Mankind, and especially Western society, has gotten soft. In fact, a book called The Comfort Crisis documents this, and I’m right in the crosshairs of that book. Humans have figured out how to make nearly any environment on earth more and more and more comfortable. Along the way, we’ve lost some toughness, some resilience. At the same time, however, I don’t think the solution to too much comfort is to seek discomfort.
And this is on my mind right now as I have, once again, been invited to go camping. I have a certain friend who claims to love camping, and I think he really does, but he has a hard time finding anyone to go with him. He invites me multiple times each year. The reason that no one joins him is that we know camping is not fun. It is unfun. It is the inverse of fun. It is proactively seeking discomfort, and this current invitation involved a five and half hour drive one way to sleep on the cold ground for one cold night and then drive home, and I’ll say it again: Five-and-a-half-hour drive. Sleep on the ground, very cold night, drive home, un-fun.
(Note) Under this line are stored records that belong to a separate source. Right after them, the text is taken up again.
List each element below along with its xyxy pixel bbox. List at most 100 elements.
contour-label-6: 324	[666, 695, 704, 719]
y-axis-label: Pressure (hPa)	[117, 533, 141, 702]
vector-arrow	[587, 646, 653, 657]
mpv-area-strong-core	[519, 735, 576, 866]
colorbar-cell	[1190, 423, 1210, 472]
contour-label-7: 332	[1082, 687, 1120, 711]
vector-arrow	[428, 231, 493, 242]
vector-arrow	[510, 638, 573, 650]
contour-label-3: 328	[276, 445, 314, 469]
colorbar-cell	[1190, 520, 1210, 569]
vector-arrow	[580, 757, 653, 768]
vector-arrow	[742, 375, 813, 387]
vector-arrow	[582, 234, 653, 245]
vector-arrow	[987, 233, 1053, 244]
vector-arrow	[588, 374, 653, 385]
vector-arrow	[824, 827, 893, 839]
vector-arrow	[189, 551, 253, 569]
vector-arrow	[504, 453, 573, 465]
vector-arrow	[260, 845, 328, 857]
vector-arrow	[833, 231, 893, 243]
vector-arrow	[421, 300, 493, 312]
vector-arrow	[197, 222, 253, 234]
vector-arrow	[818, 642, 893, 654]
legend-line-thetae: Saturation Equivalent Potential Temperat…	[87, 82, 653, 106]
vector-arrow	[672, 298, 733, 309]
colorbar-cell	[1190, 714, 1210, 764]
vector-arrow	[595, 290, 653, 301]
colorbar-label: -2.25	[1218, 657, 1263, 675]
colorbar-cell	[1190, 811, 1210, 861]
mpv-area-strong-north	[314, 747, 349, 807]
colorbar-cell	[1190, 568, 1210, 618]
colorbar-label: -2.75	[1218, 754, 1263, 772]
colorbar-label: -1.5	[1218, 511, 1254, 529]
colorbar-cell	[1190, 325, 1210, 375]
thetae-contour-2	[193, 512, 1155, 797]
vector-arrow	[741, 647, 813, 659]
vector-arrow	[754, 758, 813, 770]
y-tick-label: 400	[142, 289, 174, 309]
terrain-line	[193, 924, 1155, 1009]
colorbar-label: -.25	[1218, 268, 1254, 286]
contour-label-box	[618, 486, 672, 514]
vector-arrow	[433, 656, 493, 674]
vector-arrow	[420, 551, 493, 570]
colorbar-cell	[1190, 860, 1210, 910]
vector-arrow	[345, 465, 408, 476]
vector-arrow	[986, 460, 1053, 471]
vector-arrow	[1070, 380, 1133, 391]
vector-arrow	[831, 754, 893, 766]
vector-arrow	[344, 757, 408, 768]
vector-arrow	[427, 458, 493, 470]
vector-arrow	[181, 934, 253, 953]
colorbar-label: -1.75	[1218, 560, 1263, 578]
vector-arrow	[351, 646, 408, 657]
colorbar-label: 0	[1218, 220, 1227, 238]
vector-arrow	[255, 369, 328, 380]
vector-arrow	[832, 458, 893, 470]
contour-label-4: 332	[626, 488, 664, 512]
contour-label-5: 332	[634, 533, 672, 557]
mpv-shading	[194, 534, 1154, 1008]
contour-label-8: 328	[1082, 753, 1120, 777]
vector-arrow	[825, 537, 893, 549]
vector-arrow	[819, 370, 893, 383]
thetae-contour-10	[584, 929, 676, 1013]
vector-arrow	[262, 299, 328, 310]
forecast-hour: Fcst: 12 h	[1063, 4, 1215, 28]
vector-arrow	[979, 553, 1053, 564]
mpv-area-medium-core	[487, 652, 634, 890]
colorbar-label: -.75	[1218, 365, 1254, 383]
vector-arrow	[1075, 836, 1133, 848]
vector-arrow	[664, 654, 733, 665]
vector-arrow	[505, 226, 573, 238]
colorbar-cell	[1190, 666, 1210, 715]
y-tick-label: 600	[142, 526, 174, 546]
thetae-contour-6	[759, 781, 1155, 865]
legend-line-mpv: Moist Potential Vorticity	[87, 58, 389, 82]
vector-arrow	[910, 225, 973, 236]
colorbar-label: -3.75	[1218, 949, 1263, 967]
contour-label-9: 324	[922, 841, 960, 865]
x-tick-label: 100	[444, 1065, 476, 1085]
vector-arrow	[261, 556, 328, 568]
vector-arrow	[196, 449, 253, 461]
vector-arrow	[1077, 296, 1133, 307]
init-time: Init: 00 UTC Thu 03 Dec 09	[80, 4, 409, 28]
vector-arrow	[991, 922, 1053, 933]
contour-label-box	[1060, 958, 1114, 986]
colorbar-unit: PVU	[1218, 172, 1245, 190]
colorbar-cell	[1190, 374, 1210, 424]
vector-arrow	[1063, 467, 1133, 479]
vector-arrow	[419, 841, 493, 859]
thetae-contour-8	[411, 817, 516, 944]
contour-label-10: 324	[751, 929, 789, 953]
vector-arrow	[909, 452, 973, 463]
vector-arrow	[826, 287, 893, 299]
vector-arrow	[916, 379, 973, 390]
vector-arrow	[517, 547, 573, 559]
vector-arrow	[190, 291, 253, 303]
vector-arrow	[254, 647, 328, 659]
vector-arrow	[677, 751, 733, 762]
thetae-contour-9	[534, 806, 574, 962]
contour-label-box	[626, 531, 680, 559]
For two summers during college, I worked in Glacier National Park in Montana. Each summer I planned to become a camping savant. Each summer I camped one time and never did it again. I lay there all night hoping a grizzly bear would come maul me because it’s got to be better than this.
The idea of camping is glorious. Nature and hiking and self-sufficiency and wildlife and all that. It’s romantic, but it’s like horses. I love the idea of being a horse person, but I’ve been around horses. They’re big, and they’re strong, and they spook easily and run very, very fast, and I’ve learned that I love the idea of being a horse person, but I have no interest in actually being a horse person. The same is true with camping.
It disgusts my friend when I tell him this, but on a pretty night when the wind is out of the north with low humidity in the air, I’ll open my bedroom window and throw an extra blanket on the bed, and that’s as close as I’m gonna get to camping.
I'm Cam Marston, and I'm just trying to Keep It Real.